Crossing Bridges

by Sean Monaghan

Will advanced AI allow humanity to flourish in unexpected ways, or will it cast its creators aside? Sean Monaghan considers this question in the blog post below, as well as in his latest short story, “Bridges,” available in our [July/August issue, on sale now!]


When I first drafted “Bridges” the concept of AI—Artificial Intelligence—had been around for a long time, and there were inklings of it beginning to slip into the mainstream. I’d been fascinated by the “This Person Does Not Exist” image-generating page, with competitive AI systems creating an image that looked photographically like a person, but was really an amalgam of elements of faces from a huge database.

In the time since I completed the story, AI has become far more mainstream. ChatGPT apparently gained 100 million users faster than Instagram or TikTok. People are using it daily. Businesses are using it, and other similar systems, to analyze data, respond to customers and develop plans.

There are plenty of commentators more qualified than I am about the subject. I imagine that some of them are even AI themselves.

One of my favorite comparisons was discussing whether the advent of AI would be like the printing press or the atomic bomb. Is this a boon or the end of civilization as we know it? Star Trek or Terminator?

With my story, I started looking a long way out. More than decades, probably more than centuries. AI is still around, and imperfect, but we humans are but a sideshow.

Perhaps you, or someone you know, puts out seeds or sugar water for the birds? On my morning constitutional I sometimes see a woman going around with a can of cat food, gifting spoonfuls for strays.

These animals would do fine without us, but we feel good helping them. That’s my take, at least for this story, on AIs in the future. Humans would do fine, but AIs toss us the equivalents of seeds and spoonfuls of canned food.

And the AIs are not quite right. They’re not particularly benevolent, nor malevolent, nor are they human. They’re something else.

They look at the world a certain way, that’s not quite the way that we would look at it. 
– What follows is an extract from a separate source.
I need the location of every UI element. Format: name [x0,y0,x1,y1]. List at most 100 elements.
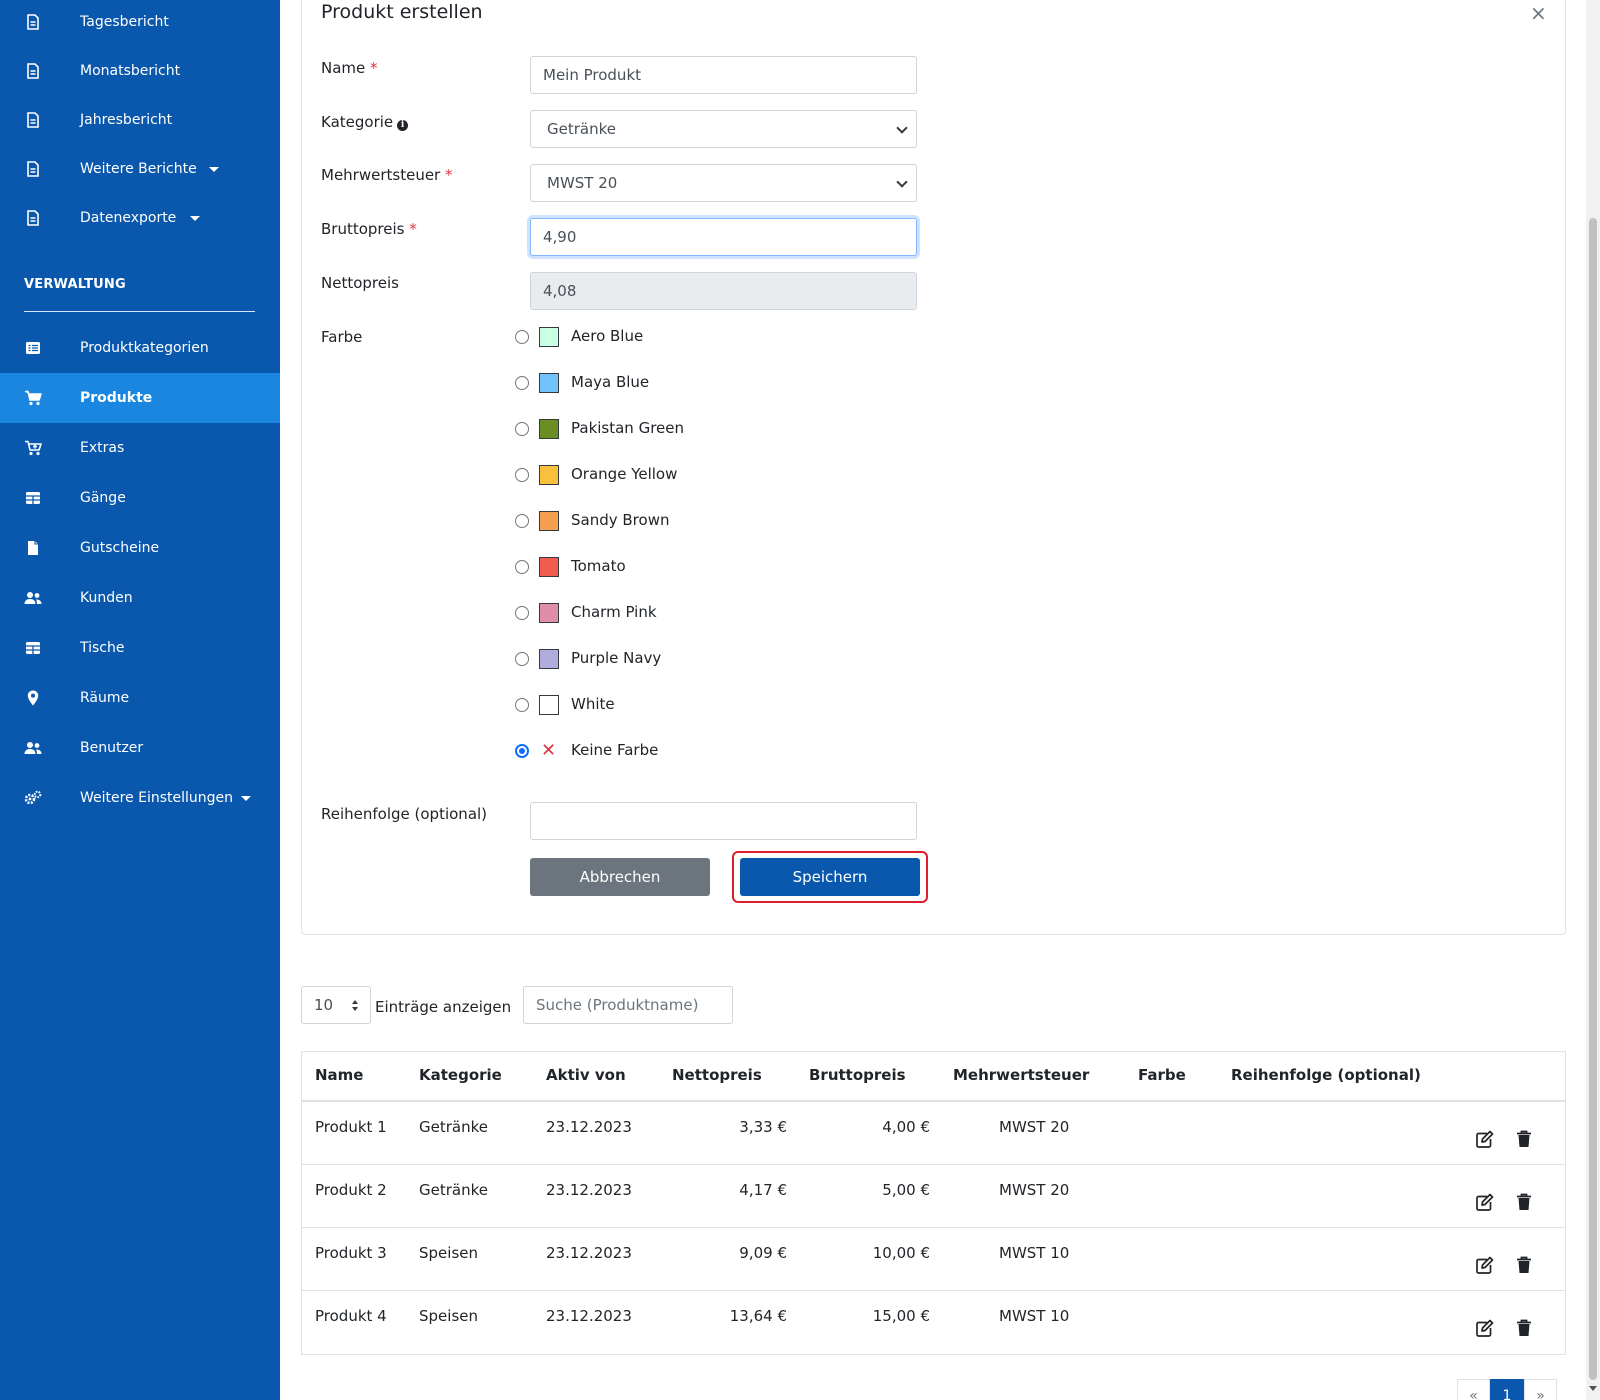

Much of the discussion I’ve seen seems to fall into two camps. Those who see job losses and, even, human redundancy. And those who see opportunity. Ways to free up the mundane drudgery of much of human existence.


And the AIs are not quite right. They’re not particularly benevolent, nor malevolent, nor are they human. They’re something else.


Creative people who see opportunity in the way that AI can create visual art, music, even writing. Perhaps not finished works, but works that stimulate new avenues of creativity.

That’s exciting.

There are many who note that what we have at the moment ought not to be considered genuine “artificial intelligence,” but more networks with a simple nature: very large language models. They’re smart enough to analyze vast bodies of data and recreate unique and clever outputs that seem reasonable and useful, but they’re not yet reasoning nor empathetic nor lateral enough to be anything more that very clever computers.

Of course, it’s early days.

Looking ahead through the mists of time, I wonder. Could Gutenberg have imagined what impact the printing press might have? Could those first clever souls who thought of connecting a couple of computers across campus have imagined the very power that the internet wields over our lives now? Could the person who put an axle through the center of a circular slab of wood have had any vague inkling of the pivotal impact that would have?

I suppose the metaphor of the title of my story—”Bridges”—is in looking for a link between our very human kind of intelligence and the very non-human kind of intelligence that may well be arising around us as we, perhaps, play with fire.

The world has always been changing, from letting wheels free us from dragging stuff through the dirt, to the idea of farming, or the invention of boats. I smile at the thought that cameras went from expensive, huge, delicate things in the hands of a few, to virtually all of us having them in our pockets, filled with more images than we can ever effectively deal with.

Science fiction posits possible futures. Sometimes they might be right. Sometimes way off.

I hope that we can cross our way through this next big change safely, but within that, I hope that I’ve written an entertaining and engaging story.


Sean Monaghan studied physical geography and geology, but often only notices once he’s completed a story just how much landscape has ended up playing a role. Previous stories in Asimov’s have featured volcanic calderas, tepuis, and ventifacts. His latest SF book is Dead Ringers from his Captain Arlon Stoddard universe, with the next, Tramp Steamers, due later in the year. He’s currently wrapping up his Karnish River Navigations series (more landscapes!), with the final two books due in 2024.